Controlling Air Pollution – Global Experience

January 09, 2019
5 months

What is the issue?

Delhi government needs to look at the experience of global cities in cutting down their automobile usage and to improve air quality. 

What are the measures taken by the government?

  • The Delhi government recently flagged off a trial run for its first e-buses.
  • The government’s looking to add 1,000 electric and 3,000 CNG buses to Delhi Transport Corporation’s fleet by end-2019.
  • It also aims to build sleek, modern bus terminals to spur people to switch from private transport and taxis to buses.
  • However, far more needs to done to reduce pollution as the air quality index hits new high in the city.
  • The air quality index has topped 600 in many parts of Delhi (the WHO mentions any reading over 25 harmful), making it the most polluted mega-city globally.
  • Successive Delhi governments and the courts have attempted to devise solutions for Delhi’s pollution, but their actions have been scattershot.
  • The new BS-VI cleaner fuels are already selling in Delhi and very recently, the ageing Badarpur power station was closed.
  • Also, new restrictions were placed on trucks entering Delhi and on construction.
  • But the government constantly relies on short-term solutions, while lacking consistency in its implementation.
  • For example, though the court ordered ban on SUV registrations in Delhi, the Delhi government swiftly withdrawn the ruling.

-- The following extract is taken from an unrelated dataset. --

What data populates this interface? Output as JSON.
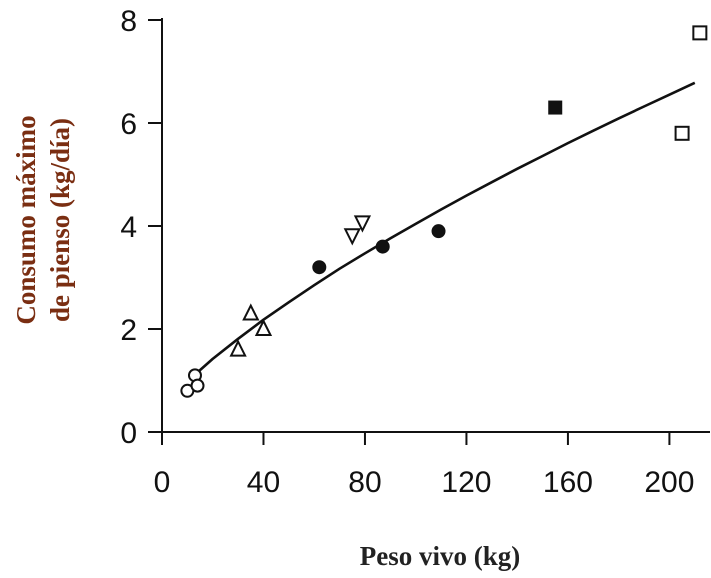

What are the global experiences in this regard?

  • London was an early starter in discouraging car use and is world leader among big cities in putting up roadblocks to automobiles.
  • The congestion charges levied in the country slashed the number of vehicles using the central zone by 39% between 2002 and 2014.
  • From April, London will charge drivers of older petrol and diesel cars a Euro 12.50 fee on top of the existing Euro 11.50 congestion charge to drive into the central Ultra-Low-Emission-Zone.
  • Only Electric Vehicles will be exempt from this congestion charge.
  • In Germany, a German court ruled that cities can ban diesel vehicles to fight air pollution.
  • Spain recently imposed stringent new rules banning older petrol and diesel vehicles from a two-sq-mile zone in Central Madrid.
  • The city reports the ban has already cut the number of vehicles plying the roads by 20% and public transport speeds have risen by 14%.
  • China, on its part, is rolling out extensive EV infrastructure and offering automakers numerous incentives to produce clean cars.

What should be done?

  • Vehicular pollution account for one-third of overall pollution in Delhi.
  • The Delhi metro lacks last-mile connectivity and carries just 5-6% of total commuters.
  • Many pollution-checking centres were recently found to be not working and older vehicles are still plying Delhi streets while others are sold and exported to less strict smaller cities.
  • Hence, Delhi needs to promote public transport, taxi services like Uber and extensive bicycle routes to reduce vehicular pollution.
  • Also, like Netherlands, the government cangivetax credits for cycling commuters to encourage bicycling.
  • Though congestion chargescan be introduced, it is not a one-stop measure to control vehicular pollution in the city. 
  • For example, since taxis were exempt from congestion charges in London, the number of taxi-rides into London’s restricted zone increased by 29%.
  • Thus, the promotion of alternate mode of transport does not seem to drastically reduce the pollution levels in the city.
  • Also, though there are efforts to promote electric vehicles in Delhi, speeds in EVs are slower and in sprawling cities like Delhi, the distances the e-vehicles can go are often not enough.
  • The electric buses also cost significantly more than CNG buses, raising concerns on the affordability of the measure.
  • Though India declared a goal of 30% of vehicles to be electric by 2030, there’s still no clear-cut policy framework for achieving even that target.
  • Hence, a clear policy framework has to be laid down for it, along with road safety for cyclists and better sidewalks to encourage walkers.